The implant is manufactured by Synthes GmbH, a subsidiary of Johnson and Johnson. The company issued an Urgent Medical Device Field Safety Notification stating that if the radial stem becomes loose post-operatively, the following may occur:

• device loosening
• osteolysis (loss of bone) and bone fracture
• poor joint mechanics
• pain
• soft tissue damage (soft tissue irritation)

The company has removed the DePuy Synthes Radial Head Prosthesis Stem from the global market.

Surgeons have been advised to stop implanting the device immediately and to identify and advise that if you have been implanted with an affected device then you should contact your surgeon if you develop symptoms such as pain, loss of function or instability.

After contacting your surgeon, you should contact the Harmful Products team at Hugh James to find out if you are eligible to make a claim.

In addition, they have advised that you should be monitored at 6 monthly intervals for up to 2 years post-implantation, with both clinical and radiographic assessments to identify possible loosening of the radial stem.

Even if you haven’t been identified with loosening of your implant, you should continue to be monitored at six-monthly intervals for progressive osteolysis (including the potential risk of fracture), or the development of symptoms needing surgery to replace the implant.

In 2015, 655 elbow replacement procedures were performed in the UK according to the National Joint Registry an increase of just over 12% on the previous year.

If you have had a DePuy Synthes Radial Head Prosthesis System implanted at any point since 2015 when they were introduced in the UK and you have required or still require follow up surgery to address issues with the implant, you may be eligible to make a claim against the manufacturer and should get in touch to find out more.

Do I need to get my joint prosthesis replaced?

The answer to this question depends on the severity of your symptoms and the extent of the damage being caused by the replacement joint.

Typical symptoms of joint implant failure include:

• Pain or aching in the joint and surrounding area
• Reduced mobility
• Difficulty sleeping

If you experience any of these symptoms, then your first course of action should be to contact your doctor for advice. Be sure to ask them what make and model of joint prosthesis you have.

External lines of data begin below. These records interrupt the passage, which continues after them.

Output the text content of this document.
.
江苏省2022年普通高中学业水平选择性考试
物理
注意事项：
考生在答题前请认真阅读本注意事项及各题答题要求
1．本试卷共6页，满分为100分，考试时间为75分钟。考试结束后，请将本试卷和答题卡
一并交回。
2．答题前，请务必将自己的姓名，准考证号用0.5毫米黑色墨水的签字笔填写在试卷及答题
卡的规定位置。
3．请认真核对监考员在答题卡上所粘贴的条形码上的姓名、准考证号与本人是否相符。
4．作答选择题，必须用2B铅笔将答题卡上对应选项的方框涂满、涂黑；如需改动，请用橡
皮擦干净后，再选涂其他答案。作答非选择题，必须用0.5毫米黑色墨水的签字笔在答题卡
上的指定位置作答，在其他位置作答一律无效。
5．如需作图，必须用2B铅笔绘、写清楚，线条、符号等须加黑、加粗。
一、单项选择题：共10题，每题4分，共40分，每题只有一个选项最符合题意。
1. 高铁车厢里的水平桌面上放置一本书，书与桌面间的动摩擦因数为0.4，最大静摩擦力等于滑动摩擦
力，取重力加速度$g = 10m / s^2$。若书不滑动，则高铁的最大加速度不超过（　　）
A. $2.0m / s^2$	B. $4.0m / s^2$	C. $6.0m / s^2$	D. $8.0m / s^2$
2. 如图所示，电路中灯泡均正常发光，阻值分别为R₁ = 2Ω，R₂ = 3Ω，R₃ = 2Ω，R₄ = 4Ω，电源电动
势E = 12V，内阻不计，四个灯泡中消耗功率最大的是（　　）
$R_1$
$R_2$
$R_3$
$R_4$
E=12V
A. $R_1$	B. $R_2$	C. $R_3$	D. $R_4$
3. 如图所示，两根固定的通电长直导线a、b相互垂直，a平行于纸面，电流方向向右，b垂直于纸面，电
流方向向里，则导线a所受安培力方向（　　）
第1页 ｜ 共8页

Your next course of action should be to contact our Harmful Products team to see if you have a claim.

Some patients who have defective joint implants may not experience any physical symptoms of failure. Abnormal blood test results and x-rays can also be signs of a defective implant.

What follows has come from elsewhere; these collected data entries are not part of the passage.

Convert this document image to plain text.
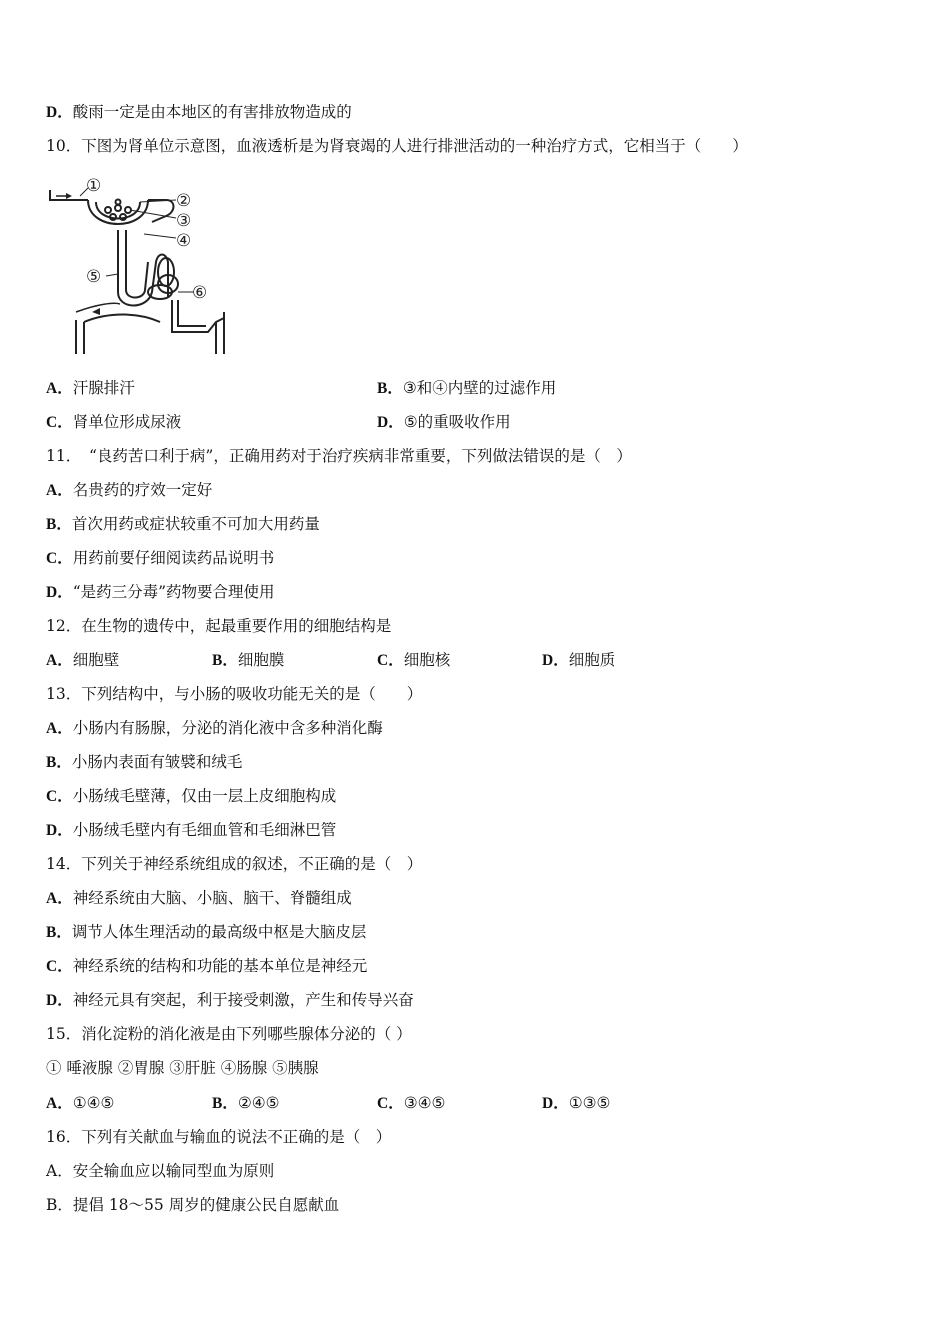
D．酸雨一定是由本地区的有害排放物造成的
10．下图为肾单位示意图，血液透析是为肾衰竭的人进行排泄活动的一种治疗方式，它相当于（　　）
①
②
③
④
⑤
⑥
A．汗腺排汗	B．③和④内壁的过滤作用
C．肾单位形成尿液	D．⑤的重吸收作用
11．　“良药苦口利于病”，正确用药对于治疗疾病非常重要，下列做法错误的是（　）
A．名贵药的疗效一定好
B．首次用药或症状较重不可加大用药量
C．用药前要仔细阅读药品说明书
D．“是药三分毒”药物要合理使用
12．在生物的遗传中，起最重要作用的细胞结构是
A．细胞壁	B．细胞膜	C．细胞核	D．细胞质
13．下列结构中，与小肠的吸收功能无关的是（　　）
A．小肠内有肠腺，分泌的消化液中含多种消化酶
B．小肠内表面有皱襞和绒毛
C．小肠绒毛壁薄，仅由一层上皮细胞构成
D．小肠绒毛壁内有毛细血管和毛细淋巴管
14．下列关于神经系统组成的叙述，不正确的是（　）
A．神经系统由大脑、小脑、脑干、脊髓组成
B．调节人体生理活动的最高级中枢是大脑皮层
C．神经系统的结构和功能的基本单位是神经元
D．神经元具有突起，利于接受刺激，产生和传导兴奋
15．消化淀粉的消化液是由下列哪些腺体分泌的（ ）
① 唾液腺 ②胃腺 ③肝脏 ④肠腺 ⑤胰腺
A．①④⑤	B．②④⑤	C．③④⑤	D．①③⑤
16．下列有关献血与输血的说法不正确的是（　）
A．安全输血应以输同型血为原则
B．提倡 18～55 周岁的健康公民自愿献血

Am I eligible to make a claim?

Replacement joints do not typically last as long as natural joints do. Because of this, not all joint implants are eligible to claim. If a particular type of replacement joint experiences higher than expected rates of failure, then patients may be able to claim.

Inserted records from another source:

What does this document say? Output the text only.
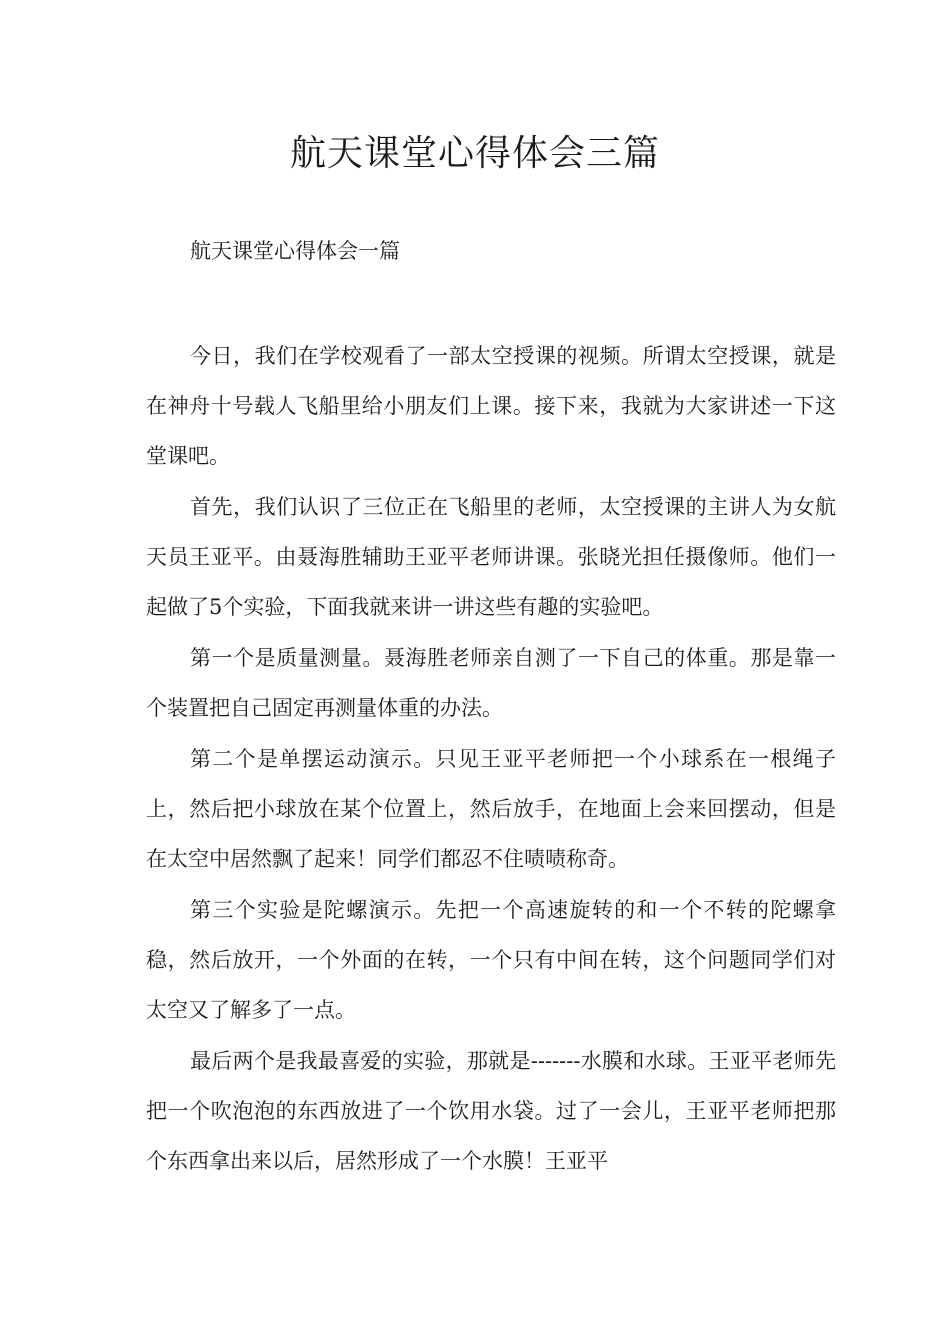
航天课堂心得体会三篇
航天课堂心得体会一篇

今日，我们在学校观看了一部太空授课的视频。所谓太空授课，就是在神舟十号载人飞船里给小朋友们上课。接下来，我就为大家讲述一下这堂课吧。

首先，我们认识了三位正在飞船里的老师，太空授课的主讲人为女航天员王亚平。由聂海胜辅助王亚平老师讲课。张晓光担任摄像师。他们一起做了5个实验，下面我就来讲一讲这些有趣的实验吧。

第一个是质量测量。聂海胜老师亲自测了一下自己的体重。那是靠一个装置把自己固定再测量体重的办法。

第二个是单摆运动演示。只见王亚平老师把一个小球系在一根绳子上，然后把小球放在某个位置上，然后放手，在地面上会来回摆动，但是在太空中居然飘了起来！同学们都忍不住啧啧称奇。

第三个实验是陀螺演示。先把一个高速旋转的和一个不转的陀螺拿稳，然后放开，一个外面的在转，一个只有中间在转，这个问题同学们对太空又了解多了一点。

最后两个是我最喜爱的实验，那就是-------水膜和水球。王亚平老师先把一个吹泡泡的东西放进了一个饮用水袋。过了一会儿，王亚平老师把那个东西拿出来以后，居然形成了一个水膜！王亚平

The best way to be sure is by having a conversation with a specialist solicitor who will know which implants and what scenarios qualify to claim. The Harmful Products team at Hugh James is always just an email or a phone call away.

How long do I have to make a claim?

Claims for defective products must be brought within 10 years of the date that the product left the control of the manufacturer and was put into circulation. This is usually shortly after the date of manufacture. Claims must also be brought within 3 years of the patient gaining knowledge that their hip has failed.

How do I know what kind of implant I have?

If you received an implant that there is a known problem with then you are probably already being monitored regularly by your doctor to track the extent of the damage being caused by your defective implant. Regular blood tests can detect abnormal levels of metal in the blood which will indicate if the implants are causing an adverse reaction. If you have had a joint replacement but are worried or unsure which type you have had implanted, you should contact your doctor for advice.

When components are implanted into a patient a product label will be documented in a patient’s hospital records. The component labels will record the identity of the manufacturer and all batch and reference numbers. This information is also entered on a central register at the National Joint Registry (NJR). Patients can obtain the information from the hospital they received treatment from or the NJR.